Ésil, wizun wir tház, theist fíhu filu dúmbaz; ni míduh mih thero wórto: ist húarilinaz hárto;
Íz mag ouh in wára búrdin dragan suára, mag scádon harto lídan, ni kánn inan bimídan. Wir wárun io firlórane joh súntono biládane, druagun bi únsen wirdin thero úmmezlicha búrdin; Joh wárun wir gispánnan, mit séru bifángan, mit úbilu gibúntan,
ni múasun unser wáltan. Wir warun úmbitherbe joh hárto filu dúmbe, so thie sar gót nirknaent, ouh ímo sih ni náhent.

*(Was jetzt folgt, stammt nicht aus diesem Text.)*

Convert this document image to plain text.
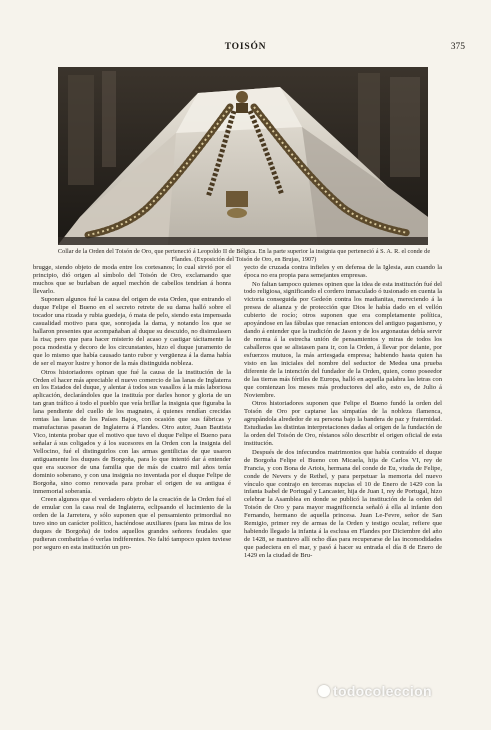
TOISÓN	375
Collar de la Orden del Toisón de Oro, que perteneció á Leopoldo II de Bélgica. En la parte superior la insignia que perteneció á S. A. R. el conde de Flandes. (Exposición del Toisón de Oro, en Brujas, 1907)

brugge, siendo objeto de moda entre los cortesanos; lo cual sirvió por el principio, dió origen al símbolo del Toisón de Oro, exclamando que muchos que se burlaban de aquel mechón de cabellos tendrían á honra llevarlo.

Suponen algunos fué la causa del origen de esta Orden, que entrando el duque Felipe el Bueno en el secreto retrete de su dama halló sobre el tocador una rizada y rubia guedeja, ó mata de pelo, siendo esta impensada casualidad motivo para que, sonrojada la dama, y notando los que se hallaron presentes que acompañaban al duque su descuido, no disimulasen la risa; pero que para hacer misterio del acaso y castigar tácitamente la poca modestia y decoro de los circunstantes, hizo el duque juramento de que lo mismo que había causado tanto rubor y vergüenza á la dama había de ser el mayor lustre y honor de la más distinguida nobleza.

Otros historiadores opinan que fué la causa de la institución de la Orden el hacer más apreciable el nuevo comercio de las lanas de Inglaterra en los Estados del duque, y alentar á todos sus vasallos á la más laboriosa aplicación, declarándoles que la instituía por darles honor y gloria de un tan gran tráfico á todo el pueblo que veía brillar la insignia que figuraba la lana pendiente del cuello de los magnates, á quienes rendían crecidas rentas las lanas de los Países Bajos, con ocasión que sus fábricas y manufacturas pasaran de Inglaterra á Flandes. Otro autor, Juan Bautista Vico, intenta probar que el motivo que tuvo el duque Felipe el Bueno para señalar á sus coligados y á los sucesores en la Orden con la insignia del Vellocino, fué el distinguirlos con las armas gentilicias de que usaron antiguamente los duques de Borgoña, para lo que intentó dar á entender que era sucesor de una familia que de más de cuatro mil años tenía dominio soberano, y con una insignia no inventada por el duque Felipe de Borgoña, sino como renovada para probar el origen de su antigua é inmemorial soberanía.

Creen algunos que el verdadero objeto de la creación de la Orden fué el de emular con la casa real de Inglaterra, eclipsando el lucimiento de la orden de la Jarretera, y sólo suponen que el pensamiento primordial no tuvo sino un carácter político, haciéndose auxiliares (para las miras de los duques de Borgoña) de todos aquellos grandes señores feudales que pudieran combatirlas ó verlas indiferentes. No faltó tampoco quien tuviese por seguro en esta institución un pro-

yecto de cruzada contra infieles y en defensa de la Iglesia, aun cuando la época no era propia para semejantes empresas.

No faltan tampoco quienes opinen que la idea de esta institución fué del todo religiosa, significando el cordero inmaculado ó tusionado en cuenta la victoria conseguida por Gedeón contra los madianitas, mereciendo á la presea de alianza y de protección que Dios le había dado en el vellón cubierto de rocío; otros suponen que era completamente política, apoyándose en las fábulas que renacían entonces del antiguo paganismo, y dando á entender que la tradición de Jason y de los argonautas debía servir de norma á la estrecha unión de pensamientos y miras de todos los caballeros que se alistasen para ir, con la Orden, á llevar por delante, por esfuerzos mutuos, la más arriesgada empresa; habiendo hasta quien ha visto en las iniciales del nombre del seductor de Medea una prueba diferente de la intención del fundador de la Orden, quien, como poseedor de las tierras más fértiles de Europa, halló en aquella palabra las letras con que comienzan los meses más productores del año, esto es, de Julio á Noviembre.

Otros historiadores suponen que Felipe el Bueno fundó la orden del Toisón de Oro por captarse las simpatías de la nobleza flamenca, agrupándola alrededor de su persona bajo la bandera de paz y fraternidad. Estudiadas las distintas interpretaciones dadas al origen de la fundación de la orden del Toisón de Oro, réstanos sólo describir el origen oficial de esta institución.

Después de dos infecundos matrimonios que había contraído el duque de Borgoña Felipe el Bueno con Micaela, hija de Carlos VI, rey de Francia, y con Bona de Artois, hermana del conde de Eu, viuda de Felipe, conde de Nevers y de Rethel, y para perpetuar la memoria del nuevo vínculo que contrajo en terceras nupcias el 10 de Enero de 1429 con la infanta Isabel de Portugal y Lancaster, hija de Juan I, rey de Portugal, hizo celebrar la Asamblea en donde se publicó la institución de la orden del Toisón de Oro y para mayor magnificencia señaló á ella al infante don Fernando, hermano de aquella princesa. Juan Le-Fevre, señor de San Remigio, primer rey de armas de la Orden y testigo ocular, refiere que habiendo llegado la infanta á la esclusa en Flandes por Diciembre del año de 1428, se mantuvo allí ocho días para recuperarse de las incomodidades que padeciera en el mar, y pasó á hacer su entrada el día 8 de Enero de 1429 en la ciudad de Bru-

todocoleccion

(„Das genannte Tier [ein Esel, auf dem Jesus reitet] sind wir, erkenne dies nur an dir selbst; wir sind es leider wegen unserer Torheit. Denn der Esel ist, wie wir wissen, ein sehr törichtes Tier; außerdem stehe ich nicht an zu sagen: auch ein sehr geiles. Zudem kann es wahrlich schwere Lasten schleppen und viel Züchtigung ertragen,
die zu vermeiden es nicht imstande ist. Wir waren einst verloren, mit Sünden beladen, trugen durch unsere Schuld ihre unendliche Last. Wir waren gefesselt, vom Leid eingesperrt, an unsere Bosheit gekettet; wir hatten keine Möglichkeit, über uns selbst zu bestimmen. Wir waren unnütz und voller Torheit, wie alle, die Gott nicht kennen und sich ihm nicht nahen.“ – Buch IV, Kapiel 5, 5-16[1])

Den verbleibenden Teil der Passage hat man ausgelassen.